The key was in their bones.  When bones grow, they lay down growth rings just like trees.  By looking at these rings, scientists can calculate how fast the animal grew, even if it's been dead a hundred million years, and they can use growth ring data to estimate how an animal's metabolism worked.  Animals with faster metabolisms use more energy, so they eat more food and grow faster. 

So, the team looked at the growth rings in dinosaur fossils and compared them to those of modern animals, both endotherms and ectotherms.  They pulled published data on hundreds of vertebrates and dozens of dinosaurs and crunched the numbers using statistical analysis.  They found that the dinosaurs had a metabolic rate somewhere between reptiles and birds, meaning they weren't endotherms or ectotherms, they were mesotherms, or middle-blooded. 

Mesothermy is an entirely different type of temperature regulation, in which animals generate their own heat, like endotherms, but don't hold their bodies to a specific temperature, like ectotherms.  They end up with a body temperature that's a few degrees higher than their surroundings, but they're still dependent on their environment to some extent.  Like modern methoserms, such as the great white shark or the echidna, dinosaurs might have relied on their muscles to produce heat, and their large size to retain it, without sticking to a particular temperature.  Evolutionarily, it would make sense, because the dinosaurs would get to conserve a bit of energy while still being more active than their cold blooded competition. 

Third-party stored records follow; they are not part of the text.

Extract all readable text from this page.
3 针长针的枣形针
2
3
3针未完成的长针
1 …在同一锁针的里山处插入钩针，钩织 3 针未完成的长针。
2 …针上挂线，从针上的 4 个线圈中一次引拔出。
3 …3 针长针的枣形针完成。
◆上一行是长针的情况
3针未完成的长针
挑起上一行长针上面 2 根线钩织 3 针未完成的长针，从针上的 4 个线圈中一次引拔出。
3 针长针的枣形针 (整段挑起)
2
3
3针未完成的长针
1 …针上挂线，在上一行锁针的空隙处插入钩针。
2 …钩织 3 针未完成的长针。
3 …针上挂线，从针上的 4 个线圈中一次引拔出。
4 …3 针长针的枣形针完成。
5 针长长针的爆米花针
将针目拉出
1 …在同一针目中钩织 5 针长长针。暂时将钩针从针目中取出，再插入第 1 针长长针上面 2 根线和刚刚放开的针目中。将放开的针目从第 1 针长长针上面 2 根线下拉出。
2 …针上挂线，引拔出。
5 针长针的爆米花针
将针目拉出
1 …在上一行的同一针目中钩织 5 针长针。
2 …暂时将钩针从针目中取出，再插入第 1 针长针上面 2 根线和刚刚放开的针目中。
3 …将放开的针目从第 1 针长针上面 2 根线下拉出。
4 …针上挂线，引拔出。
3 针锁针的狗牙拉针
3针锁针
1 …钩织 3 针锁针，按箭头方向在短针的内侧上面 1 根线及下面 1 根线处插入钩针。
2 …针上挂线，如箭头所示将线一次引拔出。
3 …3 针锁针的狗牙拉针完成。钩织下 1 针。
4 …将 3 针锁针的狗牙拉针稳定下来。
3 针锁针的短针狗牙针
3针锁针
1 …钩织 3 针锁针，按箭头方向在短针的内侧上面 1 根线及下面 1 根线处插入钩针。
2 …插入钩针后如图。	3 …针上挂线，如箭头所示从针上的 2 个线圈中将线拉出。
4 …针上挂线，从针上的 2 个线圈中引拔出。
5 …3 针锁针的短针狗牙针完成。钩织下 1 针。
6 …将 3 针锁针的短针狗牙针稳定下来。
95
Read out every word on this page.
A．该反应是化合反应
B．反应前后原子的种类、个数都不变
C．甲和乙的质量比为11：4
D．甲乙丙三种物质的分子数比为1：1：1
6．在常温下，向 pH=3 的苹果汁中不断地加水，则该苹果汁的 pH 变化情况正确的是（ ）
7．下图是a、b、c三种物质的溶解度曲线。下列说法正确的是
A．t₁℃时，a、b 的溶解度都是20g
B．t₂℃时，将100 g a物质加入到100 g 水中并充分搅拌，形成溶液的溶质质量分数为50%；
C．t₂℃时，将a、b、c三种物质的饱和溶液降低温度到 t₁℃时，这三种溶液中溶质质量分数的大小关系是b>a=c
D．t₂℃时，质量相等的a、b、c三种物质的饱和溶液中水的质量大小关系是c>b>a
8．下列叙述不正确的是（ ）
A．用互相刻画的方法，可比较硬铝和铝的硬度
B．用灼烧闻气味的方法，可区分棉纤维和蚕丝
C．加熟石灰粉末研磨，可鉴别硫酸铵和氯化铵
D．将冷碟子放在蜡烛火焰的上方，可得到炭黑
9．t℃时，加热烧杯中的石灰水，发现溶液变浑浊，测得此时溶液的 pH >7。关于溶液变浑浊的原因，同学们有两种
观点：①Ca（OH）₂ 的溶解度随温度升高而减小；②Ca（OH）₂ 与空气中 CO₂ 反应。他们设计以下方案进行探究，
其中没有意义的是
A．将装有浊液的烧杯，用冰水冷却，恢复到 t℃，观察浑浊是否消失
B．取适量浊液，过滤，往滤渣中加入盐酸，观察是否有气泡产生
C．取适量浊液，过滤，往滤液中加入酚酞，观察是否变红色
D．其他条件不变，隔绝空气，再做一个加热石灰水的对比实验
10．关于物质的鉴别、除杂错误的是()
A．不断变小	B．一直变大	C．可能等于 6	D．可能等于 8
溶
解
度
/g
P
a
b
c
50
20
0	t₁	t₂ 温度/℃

However, some paleontologists had problems with this study.  For one thing, not everyone agrees on how to interpret the growth ring data.  Using other statistical methods, it might actually support much faster growth rates, giving us warm-blooded dinosaurs.  For another, not all dinosaurs were the same, maybe the more bird-like theropod had faster metabolic rates than the more lizardy sauropods. 

Lumping them all into one statistical group like the researchers did would hide these potential differences, but we might soon get a much more definitive answer, because there's a totally new way to study dinosaur fossils that's giving us a close look at the red blood cells.  That could help solve the dinosaur metabolism problem, because the size of red blood cells is related to metabolic rate.  Typically, the bigger the red blood cells, the warm-blooded the animal. 

For a long time, paleontologists thought that the soft stuff, like skin and feathers and blood and tissue were rarely preserved in fossils.  But living bones have lots of soft tissue inside them, and when a group of British researchers pulled apart 75 million year old bones to look for some of that soft tissue, they found some, including red blood cells.  It wasn't perfectly intact, but it was enough to make out what the tissue structure would have looked like when the dinosaur was alive, and the researchers found soft tissue in nearly all the bones they searched, even though they weren't all that well-preserved or anything, which means that lots of dinosaur fossils might still have squishy organic bits of dinosaur in them.  So future studies that look at soft tissue and more bones should be able to tell us if dinosaurs were really cold-blooded, warm-blooded, or something in between.